Autonomy deal marks HP’s journey away from PCs – Telegraph.co.uk
Just before Christmas 2004, IBM, the pioneer of personal computers in America, sold its PC business to Chinese company Lenovo for $1.75bn. It’s taken Leo Apotheker, HP’s new chief executive and former head of German software giant SAP, to follow suit.
And Dell’s warning on Tuesday night will have done little to weaken the conviction around HP’s board room to quit a PC business where margins can be as low as 2pc to 3pc.
But this is about more than the state of the economy for HP. It’s about adapting to an era in which corporations and governments expect far more from their technology providers than simple hardware.
With the world producing ever greater amounts of data, businesses want software that allows them not only to store the data but analyse it and, ideally, generate money from it.
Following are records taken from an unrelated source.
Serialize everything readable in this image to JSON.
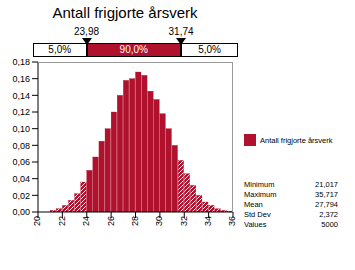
{
  "chart_data": {
    "type": "histogram",
    "title": "Antall frigjorte årsverk",
    "bins": [
      21.0,
      21.5,
      22.0,
      22.5,
      23.0,
      23.5,
      24.0,
      24.5,
      25.0,
      25.5,
      26.0,
      26.5,
      27.0,
      27.5,
      28.0,
      28.5,
      29.0,
      29.5,
      30.0,
      30.5,
      31.0,
      31.5,
      32.0,
      32.5,
      33.0,
      33.5,
      34.0,
      34.5,
      35.0,
      35.5,
      36.0
    ],
    "series": [
      {
        "name": "Antall frigjorte årsverk",
        "color": "#b0112d",
        "values": [
          0.002,
          0.004,
          0.008,
          0.014,
          0.022,
          0.036,
          0.05,
          0.066,
          0.085,
          0.1,
          0.12,
          0.14,
          0.158,
          0.16,
          0.168,
          0.164,
          0.145,
          0.135,
          0.118,
          0.1,
          0.08,
          0.062,
          0.046,
          0.032,
          0.02,
          0.012,
          0.008,
          0.004,
          0.002,
          0.001
        ]
      }
    ],
    "xlim": [
      20,
      36
    ],
    "xticks": [
      20,
      22,
      24,
      26,
      28,
      30,
      32,
      34,
      36
    ],
    "ylim": [
      0,
      0.18
    ],
    "yticks": [
      {
        "value": 0,
        "label": "0,00"
      },
      {
        "value": 0.02,
        "label": "0,02"
      },
      {
        "value": 0.04,
        "label": "0,04"
      },
      {
        "value": 0.06,
        "label": "0,06"
      },
      {
        "value": 0.08,
        "label": "0,08"
      },
      {
        "value": 0.1,
        "label": "0,10"
      },
      {
        "value": 0.12,
        "label": "0,12"
      },
      {
        "value": 0.14,
        "label": "0,14"
      },
      {
        "value": 0.16,
        "label": "0,16"
      },
      {
        "value": 0.18,
        "label": "0,18"
      }
    ],
    "grid": false,
    "markers": [
      {
        "value": 23.98,
        "label": "23,98"
      },
      {
        "value": 31.74,
        "label": "31,74"
      }
    ],
    "band": [
      {
        "value": 5,
        "label": "5,0%"
      },
      {
        "value": 90,
        "label": "90,0%"
      },
      {
        "value": 5,
        "label": "5,0%"
      }
    ],
    "statistics": [
      {
        "name": "Minimum",
        "value": 21.017,
        "label": "21,017"
      },
      {
        "name": "Maximum",
        "value": 35.717,
        "label": "35,717"
      },
      {
        "name": "Mean",
        "value": 27.794,
        "label": "27,794"
      },
      {
        "name": "Std Dev",
        "value": 2.372,
        "label": "2,372"
      },
      {
        "name": "Values",
        "value": 5000,
        "label": "5000"
      }
    ]
  }
}
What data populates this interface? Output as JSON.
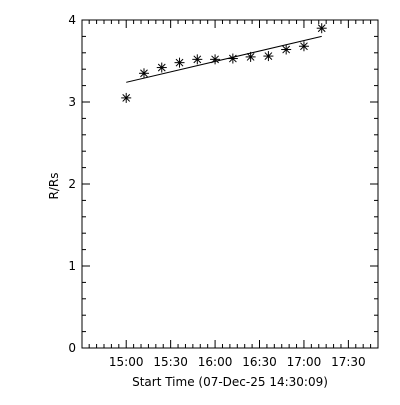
{
  "chart_data": {
    "type": "scatter",
    "title": "",
    "xlabel": "Start Time (07-Dec-25 14:30:09)",
    "ylabel": "R/Rs",
    "xlim": [
      "14:30:09",
      "17:50"
    ],
    "ylim": [
      0,
      4
    ],
    "x_ticks": [
      "15:00",
      "15:30",
      "16:00",
      "16:30",
      "17:00",
      "17:30"
    ],
    "y_ticks": [
      "0",
      "1",
      "2",
      "3",
      "4"
    ],
    "grid": false,
    "marker": "asterisk",
    "color": "#000000",
    "series": [
      {
        "x": [
          "15:00",
          "15:12",
          "15:24",
          "15:36",
          "15:48",
          "16:00",
          "16:12",
          "16:24",
          "16:36",
          "16:48",
          "17:00",
          "17:12"
        ],
        "y": [
          3.05,
          3.35,
          3.42,
          3.48,
          3.52,
          3.52,
          3.53,
          3.55,
          3.56,
          3.64,
          3.68,
          3.9
        ]
      }
    ],
    "fit_line": {
      "x": [
        "15:00",
        "17:12"
      ],
      "y": [
        3.24,
        3.8
      ]
    }
  }
}
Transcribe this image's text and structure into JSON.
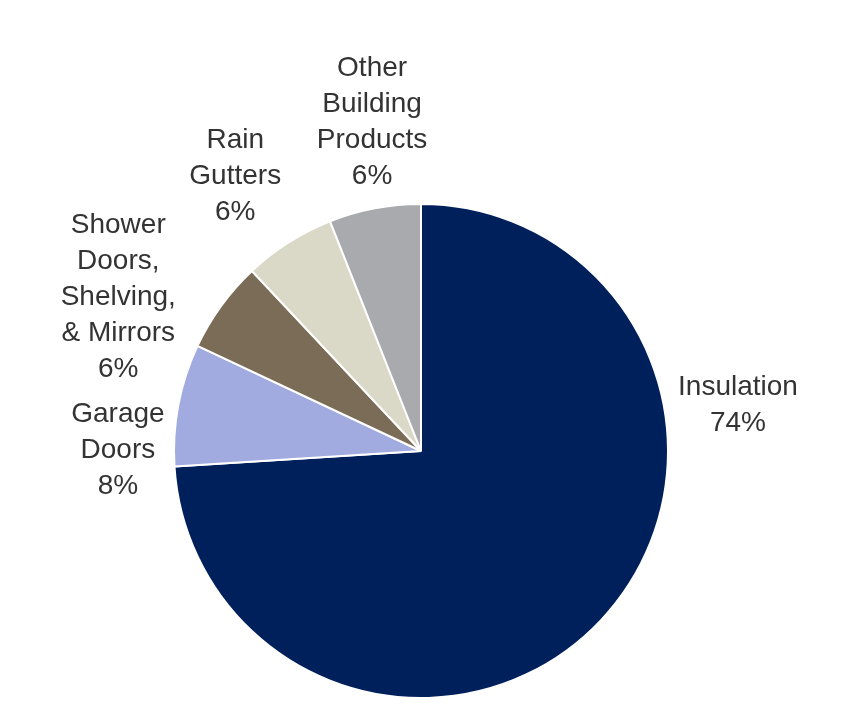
{
  "chart_data": {
    "type": "pie",
    "categories": [
      "Insulation",
      "Garage Doors",
      "Shower Doors, Shelving, & Mirrors",
      "Rain Gutters",
      "Other Building Products"
    ],
    "values": [
      74,
      8,
      6,
      6,
      6
    ],
    "value_labels": [
      "74%",
      "8%",
      "6%",
      "6%",
      "6%"
    ],
    "colors": [
      "#00205b",
      "#a1abe0",
      "#7b6c57",
      "#dad8c6",
      "#a8aaad"
    ],
    "data_labels": true
  }
}
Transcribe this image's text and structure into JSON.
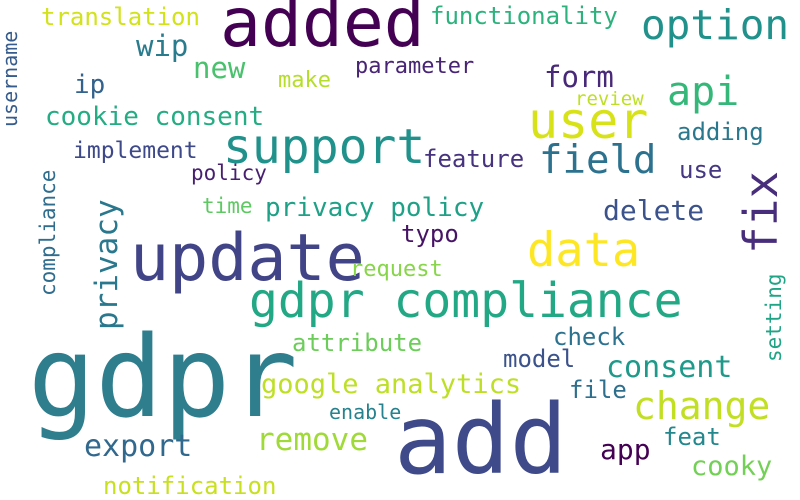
{
  "words": [
    {
      "text": "gdpr",
      "color": "#2e7e8e",
      "rotated": false
    },
    {
      "text": "add",
      "color": "#3e4a89",
      "rotated": false
    },
    {
      "text": "update",
      "color": "#414487",
      "rotated": false
    },
    {
      "text": "added",
      "color": "#440154",
      "rotated": false
    },
    {
      "text": "gdpr compliance",
      "color": "#22a884",
      "rotated": false
    },
    {
      "text": "support",
      "color": "#21918c",
      "rotated": false
    },
    {
      "text": "user",
      "color": "#d8e219",
      "rotated": false
    },
    {
      "text": "data",
      "color": "#fde725",
      "rotated": false
    },
    {
      "text": "option",
      "color": "#21918c",
      "rotated": false
    },
    {
      "text": "change",
      "color": "#c2df23",
      "rotated": false
    },
    {
      "text": "fix",
      "color": "#472d7b",
      "rotated": true
    },
    {
      "text": "field",
      "color": "#2c728e",
      "rotated": false
    },
    {
      "text": "api",
      "color": "#35b779",
      "rotated": false
    },
    {
      "text": "privacy",
      "color": "#2a788e",
      "rotated": true
    },
    {
      "text": "remove",
      "color": "#a0da39",
      "rotated": false
    },
    {
      "text": "consent",
      "color": "#1f9a8a",
      "rotated": false
    },
    {
      "text": "export",
      "color": "#31688e",
      "rotated": false
    },
    {
      "text": "google analytics",
      "color": "#bddf26",
      "rotated": false
    },
    {
      "text": "privacy policy",
      "color": "#1fa187",
      "rotated": false
    },
    {
      "text": "cookie consent",
      "color": "#25ac82",
      "rotated": false
    },
    {
      "text": "new",
      "color": "#4ac16d",
      "rotated": false
    },
    {
      "text": "wip",
      "color": "#297b8e",
      "rotated": false
    },
    {
      "text": "form",
      "color": "#482878",
      "rotated": false
    },
    {
      "text": "delete",
      "color": "#3b528b",
      "rotated": false
    },
    {
      "text": "cooky",
      "color": "#73d056",
      "rotated": false
    },
    {
      "text": "functionality",
      "color": "#2db27d",
      "rotated": false
    },
    {
      "text": "translation",
      "color": "#d2e21b",
      "rotated": false
    },
    {
      "text": "notification",
      "color": "#c8e020",
      "rotated": false
    },
    {
      "text": "feat",
      "color": "#23888e",
      "rotated": false
    },
    {
      "text": "app",
      "color": "#440154",
      "rotated": false
    },
    {
      "text": "adding",
      "color": "#2a788e",
      "rotated": false
    },
    {
      "text": "ip",
      "color": "#33638d",
      "rotated": false
    },
    {
      "text": "implement",
      "color": "#3e4989",
      "rotated": false
    },
    {
      "text": "feature",
      "color": "#46327e",
      "rotated": false
    },
    {
      "text": "parameter",
      "color": "#482475",
      "rotated": false
    },
    {
      "text": "make",
      "color": "#b5de2b",
      "rotated": false
    },
    {
      "text": "attribute",
      "color": "#6ccd5a",
      "rotated": false
    },
    {
      "text": "check",
      "color": "#2c728e",
      "rotated": false
    },
    {
      "text": "model",
      "color": "#3b528b",
      "rotated": false
    },
    {
      "text": "file",
      "color": "#2e6f8e",
      "rotated": false
    },
    {
      "text": "typo",
      "color": "#471365",
      "rotated": false
    },
    {
      "text": "use",
      "color": "#453781",
      "rotated": false
    },
    {
      "text": "policy",
      "color": "#481f70",
      "rotated": false
    },
    {
      "text": "time",
      "color": "#5ec962",
      "rotated": false
    },
    {
      "text": "request",
      "color": "#87d549",
      "rotated": false
    },
    {
      "text": "review",
      "color": "#bddf26",
      "rotated": false
    },
    {
      "text": "enable",
      "color": "#26828e",
      "rotated": false
    },
    {
      "text": "setting",
      "color": "#20a486",
      "rotated": true
    },
    {
      "text": "username",
      "color": "#365c8d",
      "rotated": true
    },
    {
      "text": "compliance",
      "color": "#2f6c8e",
      "rotated": true
    }
  ]
}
And that’s where Autonomy, whose technology to analyse data was first developed at Cambridge University, comes in.
“It’s an area that IBM has had a lot of success in and the Autonomy acquisition will really beef it up for HP,” said Wu of Sterne Agee & Leach.
The swoop on Autonomy is not HP’s first attempt to beef up the range of data services and analytics it can offer. This time last year, HP, then without a chief executive, won a bidding war for 3Par, which makes the software that helps companies store data. And in February, it acquired Vertica, a Boston company that analyses data.
But the capture of Britain’s leading software company is without doubt the most high-profile move in HP’s journey away from PCs. Time will tell whether the deal marks the moment that Apotheker changed HP’s direction for good.